Bola mata Hoseok sama sekali tak bisa melepaskan pandangannya dari murid baru yang tubuhnya diperkirakan lebih rendah 5 centi darinya. Dia tak tahu mengapa tapi rasanya ia sangat tertarik dengan pemuda baru tersebut. Kakinya melangkah mendekati bangku murid baru yang baru saja memperkenalkan dirinya di depan kelasnya.
Tangannya menggebrak meja sang murid baru dengan cukup keras menyebabkan sang pemilik meja terlonjak kaget sekaligus takut. Namun reflek Jimin –sang murid baru, mendongakkan kepalanya dan melemparkan tatapan keheranannya. Tatapan yang membuat para gadis di kelasnya memekik gemas.

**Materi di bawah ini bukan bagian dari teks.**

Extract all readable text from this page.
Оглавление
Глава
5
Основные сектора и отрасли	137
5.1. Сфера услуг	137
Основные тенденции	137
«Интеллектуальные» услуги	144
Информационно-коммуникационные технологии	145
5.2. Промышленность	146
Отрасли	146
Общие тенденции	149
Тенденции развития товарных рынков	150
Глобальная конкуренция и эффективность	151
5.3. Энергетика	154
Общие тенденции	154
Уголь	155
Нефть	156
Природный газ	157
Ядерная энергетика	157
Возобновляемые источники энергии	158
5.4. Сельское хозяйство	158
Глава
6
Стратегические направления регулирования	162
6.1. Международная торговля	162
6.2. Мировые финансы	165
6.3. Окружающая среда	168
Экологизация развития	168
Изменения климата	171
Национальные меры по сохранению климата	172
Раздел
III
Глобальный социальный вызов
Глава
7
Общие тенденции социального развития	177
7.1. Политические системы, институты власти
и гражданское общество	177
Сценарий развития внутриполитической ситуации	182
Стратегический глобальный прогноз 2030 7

"A-ano, ada apa eeh–" Mata Jimin berusaha mencari nametag pemuda yang menggebrak mejanya barusan.
"Jung Hoseok. Panggil aku Hoseok." Hoseok memotongnya dengan cepat membuat Jimin terbungkam.
"A-ah, b-baiklah, Jung Hoseok-ssi. Ada apa?" Jimin hanya bisa menundukkan kepalanya karena ketakutan setengah mati. Ayolah, dia baru saja memasuki kelas barunya selang beberapa menit yang lalu dan dia sudah mendapat perlakuan seperti ini?
"Siapa namamu manis?" Jari lentik Hoseok mengangkat dagu Jimin hanya dengan telunjuk kanannya dan mengembangkan senyum miringnya yang terlihat menawan sekaligus mengerikan di waktu bersamaan.
"A-aku Jimin. Park Jimin imnida." Jimin menunduk sopan. Sekedar tatakrama yang diajarkan ibunya.
"Kau sudah menggenggam hatiku, jangan berani kau melepasnya."